IPv6 benefits

By 2020, the Internet of Things (IoT) will interconnect 50 Billion smart things. However, it is still fragmented in many different communication protocols with limited interoperability. Device Gateway approach relies on the integration of a heterogeneous Internet of Things into IPv6 and Cloud-based Services.         

The Internet started back in 1969 with ArpaNET. In 1981, the Internet adopted the Internet Protocol version 4 (IPv4), and was opened to the public a few years latter. Since then the Internet has grown on the same protocol version (IPv4). In 1993, the Internet Engineering Task Force started to work on a new protocol: Internet Protocol version 6 (IPv6). The IPv6 standardisation was finished in 1998. The following year, its deployment has started in Asia, followed by the US and Europe. IPv6 will deeply impact the Future Internet,- as underlined by the EC Communication on IPv6 , and the OECD Seoul Declaration on the Future of the Internet. IPv6 will provide an easier remote interaction with each and every device with a direct integration to the Internet. In other words, IPv6 will make possible to move from a network of servers, to a network of things.

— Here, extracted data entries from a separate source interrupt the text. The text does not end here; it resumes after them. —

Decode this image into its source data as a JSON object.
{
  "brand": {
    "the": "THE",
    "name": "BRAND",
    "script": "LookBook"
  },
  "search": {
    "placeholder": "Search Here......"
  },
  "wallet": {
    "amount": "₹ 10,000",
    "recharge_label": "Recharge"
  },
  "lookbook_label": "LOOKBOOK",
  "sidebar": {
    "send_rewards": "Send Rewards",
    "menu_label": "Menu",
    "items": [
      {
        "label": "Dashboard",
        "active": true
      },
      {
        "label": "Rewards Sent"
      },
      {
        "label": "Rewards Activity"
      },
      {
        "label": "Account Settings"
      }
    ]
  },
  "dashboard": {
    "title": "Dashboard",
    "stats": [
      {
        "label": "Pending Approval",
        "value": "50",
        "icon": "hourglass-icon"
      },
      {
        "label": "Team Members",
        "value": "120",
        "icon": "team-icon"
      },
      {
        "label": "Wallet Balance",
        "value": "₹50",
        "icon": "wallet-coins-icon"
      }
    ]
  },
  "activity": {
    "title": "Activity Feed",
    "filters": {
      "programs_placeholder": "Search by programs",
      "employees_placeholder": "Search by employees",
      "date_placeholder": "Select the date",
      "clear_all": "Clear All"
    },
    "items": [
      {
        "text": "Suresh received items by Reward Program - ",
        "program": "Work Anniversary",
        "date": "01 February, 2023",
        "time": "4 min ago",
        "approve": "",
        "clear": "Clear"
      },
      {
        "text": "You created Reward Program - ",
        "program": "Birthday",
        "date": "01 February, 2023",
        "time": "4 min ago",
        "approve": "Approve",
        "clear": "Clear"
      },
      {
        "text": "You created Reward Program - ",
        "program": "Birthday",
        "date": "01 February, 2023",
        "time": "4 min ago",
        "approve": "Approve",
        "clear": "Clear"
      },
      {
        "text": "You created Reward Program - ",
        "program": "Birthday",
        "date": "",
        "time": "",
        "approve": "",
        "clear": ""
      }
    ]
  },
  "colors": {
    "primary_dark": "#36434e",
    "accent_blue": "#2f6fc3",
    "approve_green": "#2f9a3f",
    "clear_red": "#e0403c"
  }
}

The current 4 billion IPv4 addresses are largely exhausted , - making the transition from IPv4 to IPv6 ineluctable. IPv6 is integrated into Microsoft, Linux, Mac and Android OS, as well as in all professional networking equipment. The global Internet backbones and the top domain names servers are IPv6 compatibles too, and ready for the transition. Many countries, including US, China, India, Japan, South Korea and European countries are actively promoting the transition to IPv6. IPv6 brings several advantages, including:

  • Scalability with a very large IPv6 address space (2128 addresses), enabling to provide unique and permanent IP addresses to each and every device.
  • Address self-configuration mechanisms, (SLAAC) easing and reducing costs of deployment.
  • Improved security and authentication features, such as mandatory IPSec capacities and the possibility to use of the address space to include encryption keys.
  • End-to-end connectivity with real authentication (NAT free).
  • Security (IPSec, etc.)
  • Mobility features, enabling a seamless connexion when moving from one access point to another access point on the Internet.
  • Multi cast and any cast functionalities.
  • Fully Internet compliant with a global deployment and accessibility

More importantly, the on-going work to improve standards and solutions of Internet related protocols and security mechanisms are now focused on IPv6. IPv4 deployments will not benefit from the on-going improvement of the Internet architecture and will face an increasing number of enablers that will become deprecated.

Smart IPv6 buildings

By enabling the extension of the Internet to any device, IPv6 will also turn buildings into smarter and more interconnected environments. Progresses in nanotechnology enable more and more pervasive intelligence and ICT solutions to be deployed. Improving the Internet of things in homes can contribute to save energy, increase comfort and security, and support elder people - with important related markets opportunities. IPv6 can bring several advantages for smart buildings. IPv6 can:

  • Increase the granularity of building control and monitoring, by addressing each and every sensor, device and actuator with its own IP address.
  • Ease the deployment of automated devices, with the self-configuration of the IP addresses.
  • Improve security of the connectivity to the devices, in particular for remote control.

IPv6 constitutes a great opportunity and a new frontier for smart and green buildings. The Device Gateway technology interconnect and integrates heterogeneous subsystems of buildings using different communication protocols and standards into IPv6 and a common semantic framework. It paves the way to new forms of interactions, by enabling heterogeneous devices such as mobile phones, RFID tags, ZigBee sensors, KNX actuators and DLNA screens to interact with each others. It transforms buildings into smarter, more integrated and "user-friendly" environments.